Hanna Lehtonen
Perspective 27.8.2019

Better off without packaging?

The basic functions of packaging are to protect and transport a product in the logistics chain, to visually sell the product, and to provide a canvas for product information. The EU’s Circular Economy Package gives packaging a new duty in addition to these basic tasks: it needs to be recycled and recovered.

Developments in the packaging industry are huge. In many companies, the idea of “safety first” has already been replaced by “sustainability first”. They are willing to make changes but the value of the changes is still unclear.

In terms of legislation and international targets, we comply with the decisions made by the European Union, and every packaging specialist tries to stay on top of what is happening.

Optimising the use of materials is a reasonable goal for all of us and one that is worth promoting as we wait for legislation and targets to become clearer. Of course, optimising the use of material also has its challenges.

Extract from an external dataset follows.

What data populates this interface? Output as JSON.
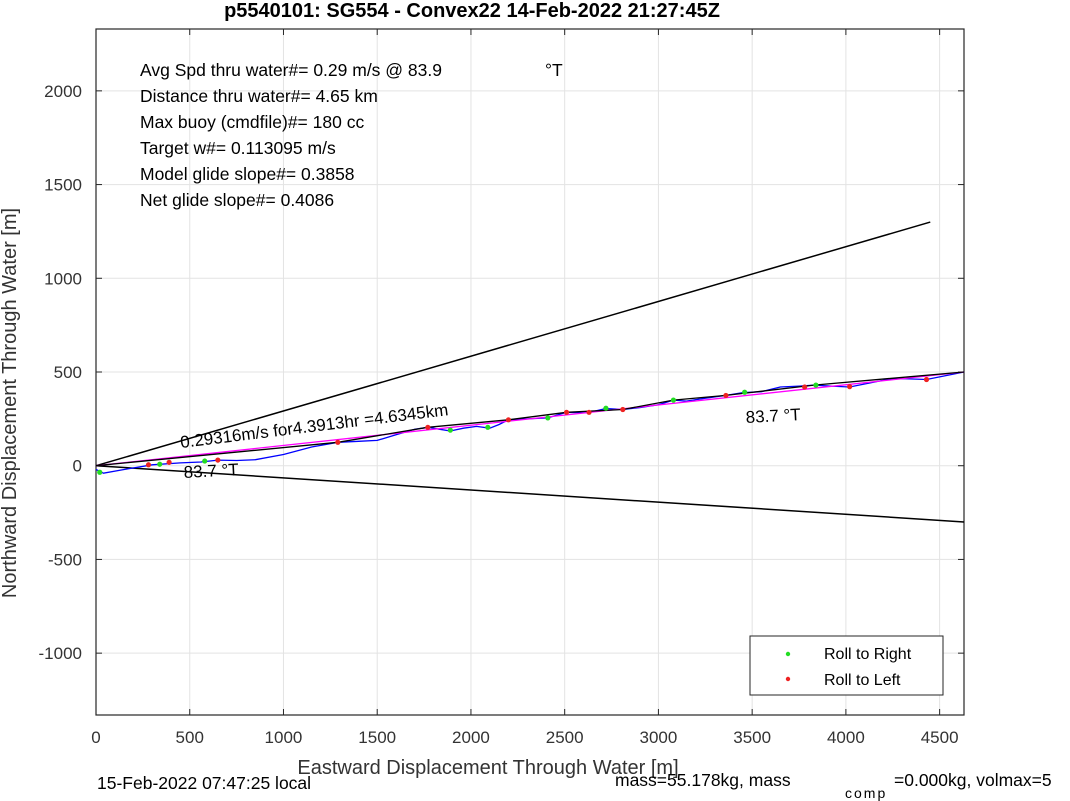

When do we reach the point when there is enough, but not too little, packaging material such that it does not endanger the quality of the product, is suitable on all kinds of production lines and has the right price? When do we have enough mandatory information on the new, material-saving packaging, without compromising the appearance?

When do we reach the point when there is enough, but not too little, packaging material?

As packaging specialists work hard on the challenges of optimisation, the media questions the importance of packaging in general. The loudest critics believe that products would be better off without packaging.

This topic could be discussed endlessly, while specialists beaver away. Is the packaging industry up to the new developments? Or is the truth the same as the opinion of each individual?

Packaging specialists are facing new challenges: a world where communications are open, quick and unforgiving and where consumers demand to see quick solutions.

Under this pressure, the specialists can comfort themselves with the idea that it is likely that we all share the same target. We need to use packaging more efficiently; littering must be controlled and materials must be part of circular economy. Then again, there are few things more rewarding than being able to create something new and important in the current situation.

The industry is buzzing like seldom seen before, and the variety of packaging materials has never been so extensive. Even if we are forced to make changes to our old ways, this also means great new opportunities.

After all, packaging is not evil, and products are not better off without packaging. Packaging will continue to provide safe and intact products without irresponsible wasting of resources and food waste. If we all work together, we can give packaging a new, valuable life in a new material.